Corrosion Bactérienne des Métaux

INTRODUCTION

La corrosion bactérienne rassemble tous les phénomènes de corrosion où les bactéries

agissent directement, ou par l’intermédiaire de leur métabolisme, jouant un rôle primordiale,

soit en accélérant un processus déjà établi, soit en créant les conditions favorables à son

établissement.

La corrosion des matériaux métalliques en milieu aqueux est de nature électrochimique :

Cela inclut:

➢ La corrosion en solution aqueuse mais également la corrosion atmosphérique qui est

liée à la présence d’un film d’humidité à la surface du métal,

➢ La corrosion dans les sols liée à également à la présence d’humidité dans les sols.

➢ Les microorganismes ne viennent pas modifier ce caractère électrochimique.

Rappel:

La réaction partielle anodique est l’oxydation du métal:

M Mn+ + Ne-

Alors que la réaction partielle cathodique implique la réduction d’un composé du milieu

aqueux;

En milieu naturel, il s’agit le plus souvent, de l’oxygène dissous s’il est présent

O2 + 4H+ + 4e- 2H2O

Ou dans les solutions désaérées :

2H+ + 2e - H2

Les vitesses des réactions partielles anodique et cathodique doivent être égales afin de

préserver l’électroneutralité.

C’est la réaction partielle la plus lente qui impose donc sa cinétique. On distingue ainsi les

réactions de corrosion sous contrôle anodique et sous contrôle cathodique, l’étape limitante

pouvant être liée:

➢ Au transport de masse de l’oxydant ou des produits de la réaction.

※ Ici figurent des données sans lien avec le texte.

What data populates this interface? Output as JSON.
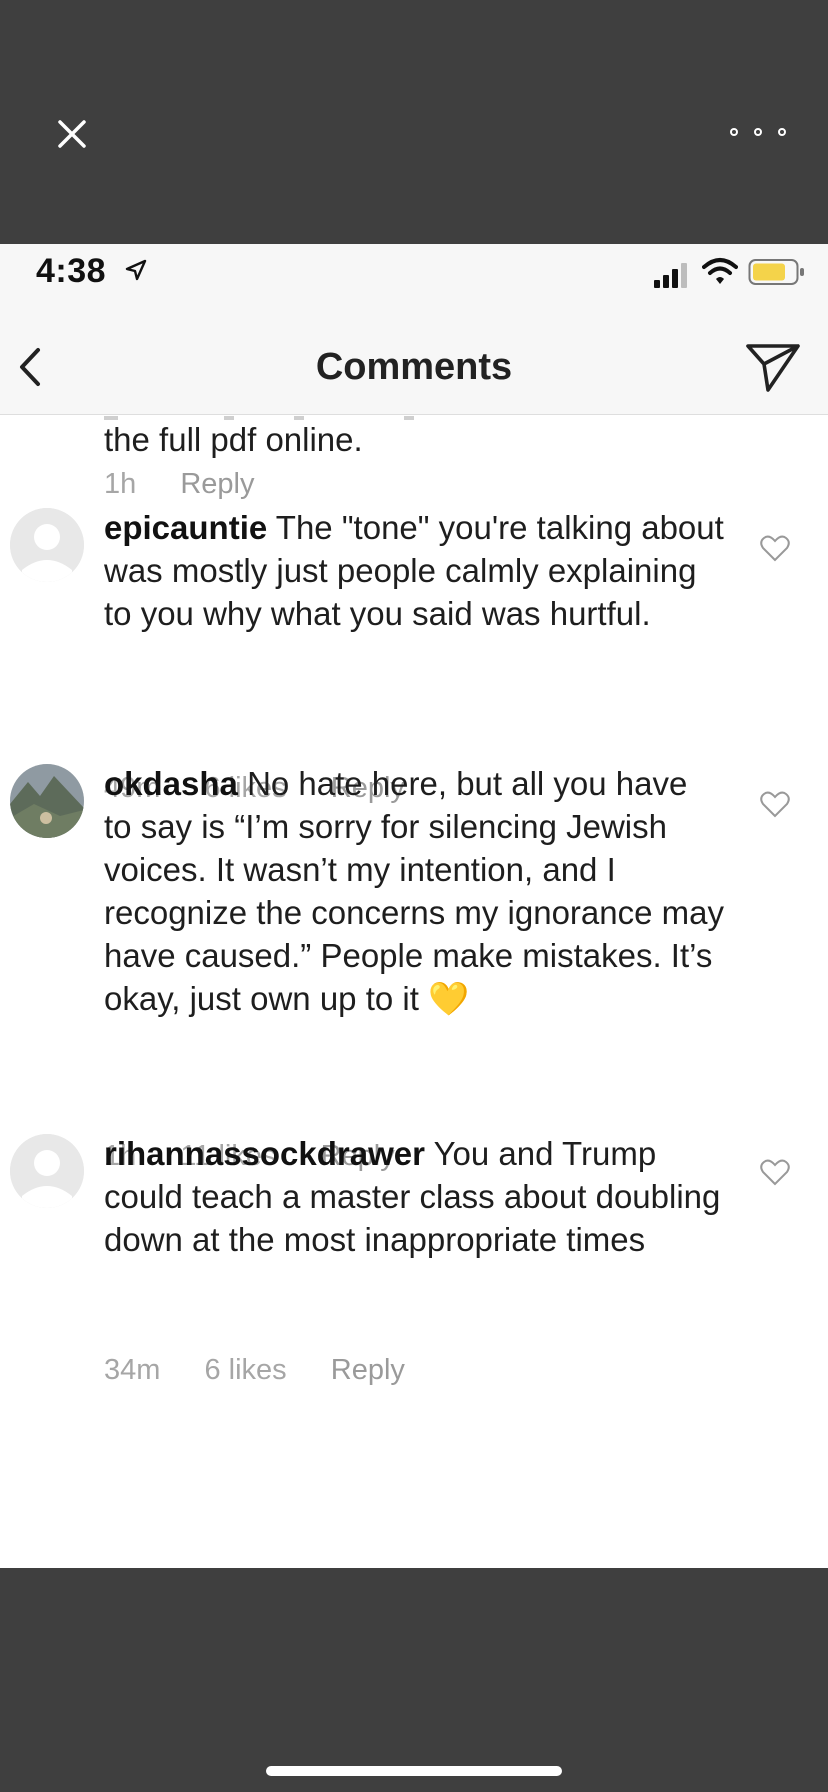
{
  "viewer": {
    "close_icon": "close-icon",
    "more_icon": "more-options-icon"
  },
  "status_bar": {
    "time": "4:38",
    "icons": [
      "location-arrow-icon",
      "cellular-signal-icon",
      "wifi-icon",
      "battery-icon"
    ],
    "battery_color": "#f4d34a"
  },
  "nav": {
    "title": "Comments",
    "back_icon": "chevron-left-icon",
    "send_icon": "send-icon"
  },
  "comments": [
    {
      "text": "the full pdf online.",
      "time": "1h",
      "reply": "Reply"
    },
    {
      "username": "epicauntie",
      "text": "The \"tone\" you're talking about was mostly just people calmly explaining to you why what you said was hurtful.",
      "time": "49m",
      "likes": "6 likes",
      "reply": "Reply"
    },
    {
      "username": "okdasha",
      "text": "No hate here, but all you have to say is “I’m sorry for silencing Jewish voices. It wasn’t my intention, and I recognize the concerns my ignorance may have caused.” People make mistakes. It’s okay, just own up to it",
      "emoji": "💛",
      "time": "1h",
      "likes": "11 likes",
      "reply": "Reply"
    },
    {
      "username": "rihannassockdrawer",
      "text": "You and Trump could teach a master class about doubling down at the most inappropriate times",
      "time": "34m",
      "likes": "6 likes",
      "reply": "Reply"
    }
  ],
  "colors": {
    "frame": "#3f3f3f",
    "meta_text": "#a6a6a6",
    "emoji_heart": "#f2c94c"
  }
}
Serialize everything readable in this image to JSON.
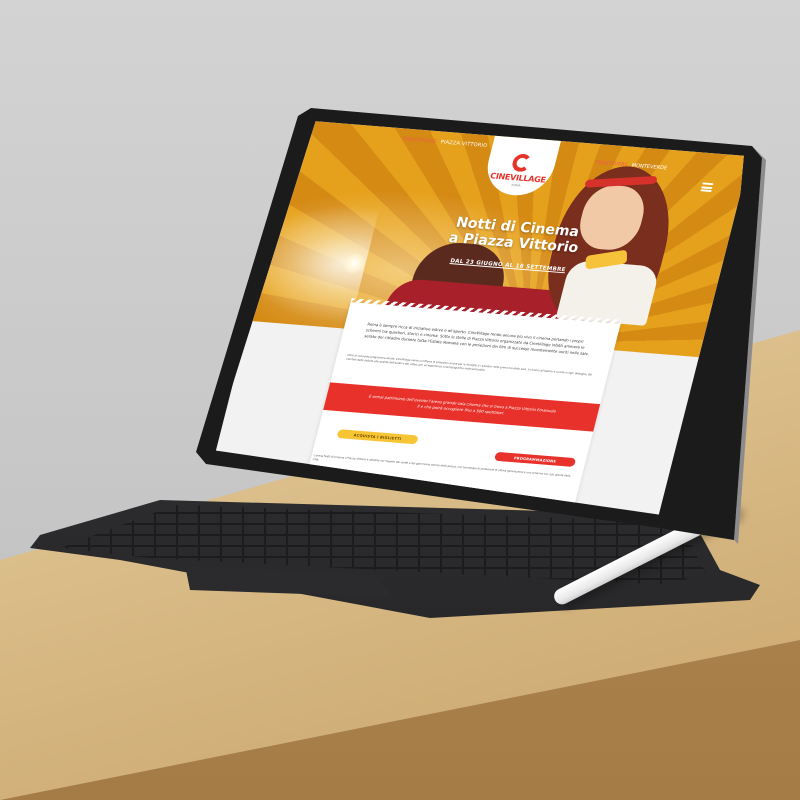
{
  "website": {
    "nav": {
      "left_prefix": "TRASTEVERE",
      "left_label": "PIAZZA VITTORIO",
      "right_prefix": "TRASTEVERE",
      "right_label": "MONTEVERDE"
    },
    "logo": {
      "brand": "CINEVILLAGE",
      "sub": "ROMA"
    },
    "hero": {
      "title_line1": "Notti di Cinema",
      "title_line2": "a Piazza Vittorio",
      "dates": "DAL 23 GIUGNO AL 16 SETTEMBRE"
    },
    "content": {
      "intro": "Roma è sempre ricca di iniziative estive e all'aperto. CineVillage rende ancora più vivo il cinema portando i propri schermi tra quartieri, storici e cinema. Sotto le stelle di Piazza Vittorio organizzato da CineVillage infatti animerà le serate dei cittadini durante tutta l'Estate Romana con le proiezioni dei film di successo recentemente usciti nelle sale.",
      "detail": "Oltre al consueto programma serale, CineVillage vanta un'offerta di proiezioni anche per le famiglie e i bambini nelle prime ore della sera. Il cinema all'aperto è curato in ogni dettaglio, dal comfort delle sedute alla qualità dell'audio e del video, per un'esperienza cinematografica indimenticabile.",
      "banner": "È ormai patrimonio dell'evento l'arena grande sala cinema che si trova a Piazza Vittorio Emanuele II e che potrà accogliere fino a 500 spettatori.",
      "buy_button": "ACQUISTA I BIGLIETTI",
      "program_button": "PROGRAMMAZIONE",
      "footer_text": "L'arena Notti di Cinema a Piazza Vittorio è allestita nel rispetto del verde e del patrimonio storico della piazza, con tecnologie di proiezione di ultima generazione e uno schermo tra i più grandi della città."
    }
  },
  "colors": {
    "accent_red": "#e8312b",
    "accent_yellow": "#f7c534",
    "hero_orange": "#e6a11c"
  }
}
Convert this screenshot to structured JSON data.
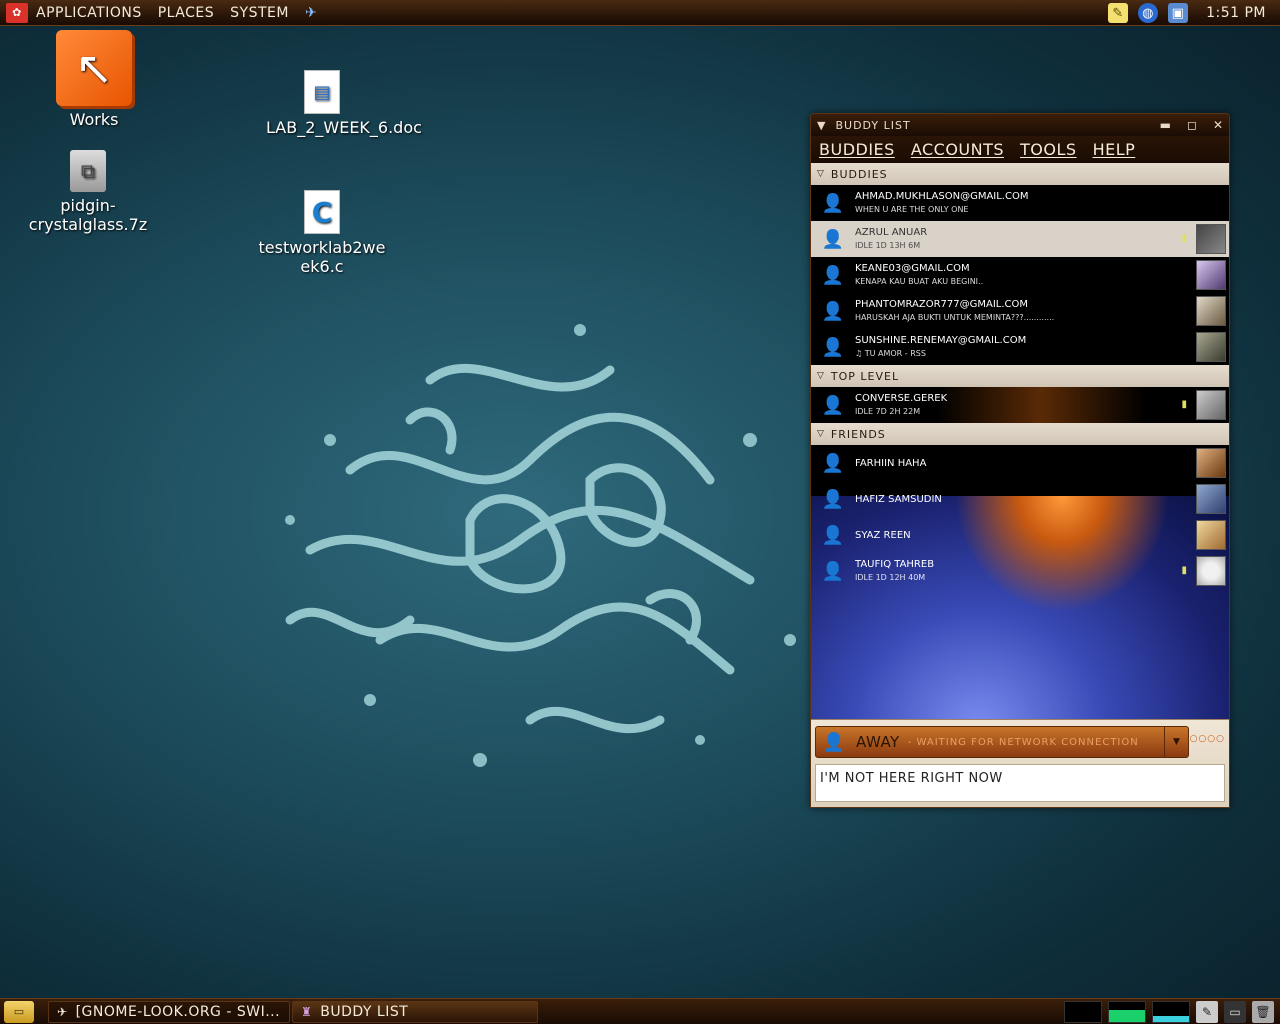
{
  "top_panel": {
    "menu": [
      "APPLICATIONS",
      "PLACES",
      "SYSTEM"
    ],
    "clock": "1:51 PM",
    "tray_icons": [
      "notes-icon",
      "network-globe-icon",
      "update-icon"
    ]
  },
  "desktop": {
    "icons": [
      {
        "label": "Works",
        "icon": "folder-icon"
      },
      {
        "label": "pidgin-crystalglass.7z",
        "icon": "archive-icon"
      },
      {
        "label": "LAB_2_WEEK_6.doc",
        "icon": "document-icon"
      },
      {
        "label": "testworklab2week6.c",
        "icon": "c-source-icon"
      }
    ]
  },
  "buddy_window": {
    "title": "BUDDY LIST",
    "menu": [
      "BUDDIES",
      "ACCOUNTS",
      "TOOLS",
      "HELP"
    ],
    "groups": [
      {
        "name": "BUDDIES",
        "buddies": [
          {
            "name": "AHMAD.MUKHLASON@GMAIL.COM",
            "status": "WHEN U ARE THE ONLY ONE"
          },
          {
            "name": "AZRUL ANUAR",
            "status": "IDLE 1D 13H 6M"
          },
          {
            "name": "KEANE03@GMAIL.COM",
            "status": "KENAPA KAU BUAT AKU BEGINI.."
          },
          {
            "name": "PHANTOMRAZOR777@GMAIL.COM",
            "status": "HARUSKAH AJA BUKTI UNTUK MEMINTA???............"
          },
          {
            "name": "SUNSHINE.RENEMAY@GMAIL.COM",
            "status": "♫ TU AMOR - RSS"
          }
        ]
      },
      {
        "name": "TOP LEVEL",
        "buddies": [
          {
            "name": "CONVERSE.GEREK",
            "status": "IDLE 7D 2H 22M"
          }
        ]
      },
      {
        "name": "FRIENDS",
        "buddies": [
          {
            "name": "FARHIIN HAHA",
            "status": ""
          },
          {
            "name": "HAFIZ SAMSUDIN",
            "status": ""
          },
          {
            "name": "SYAZ REEN",
            "status": ""
          },
          {
            "name": "TAUFIQ TAHREB",
            "status": "IDLE 1D 12H 40M"
          }
        ]
      }
    ],
    "status_selector": {
      "value": "AWAY",
      "detail": "- WAITING FOR NETWORK CONNECTION"
    },
    "connecting_label": "○○○○○",
    "status_message": "I'M NOT HERE RIGHT NOW"
  },
  "bottom_panel": {
    "tasks": [
      "[GNOME-LOOK.ORG - SWI...",
      "BUDDY LIST"
    ]
  }
}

➢ Au transfert de charge anodique ou cathodique.

➢ Aux propriétés du film passif

Lorsque cette étape limitante est accélérée, le terme dépolarisation est parfois utilisé,

dépolarisation anodique ou cathodique suivant la réaction partielle considérée. Il convient de

souligner que cette terminologie n’est plus conseillée en corrosion aqueuse classique.

La présence de microorganismes vient donc modifier ou accélérer une de ces réactions

anodique ou cathodique.

Les effets microbiologiques sont constitués de moyens par lesquels les bactéries peuvent

accélérer la vitesse de corrosion ou déclencher des corrosions localisées.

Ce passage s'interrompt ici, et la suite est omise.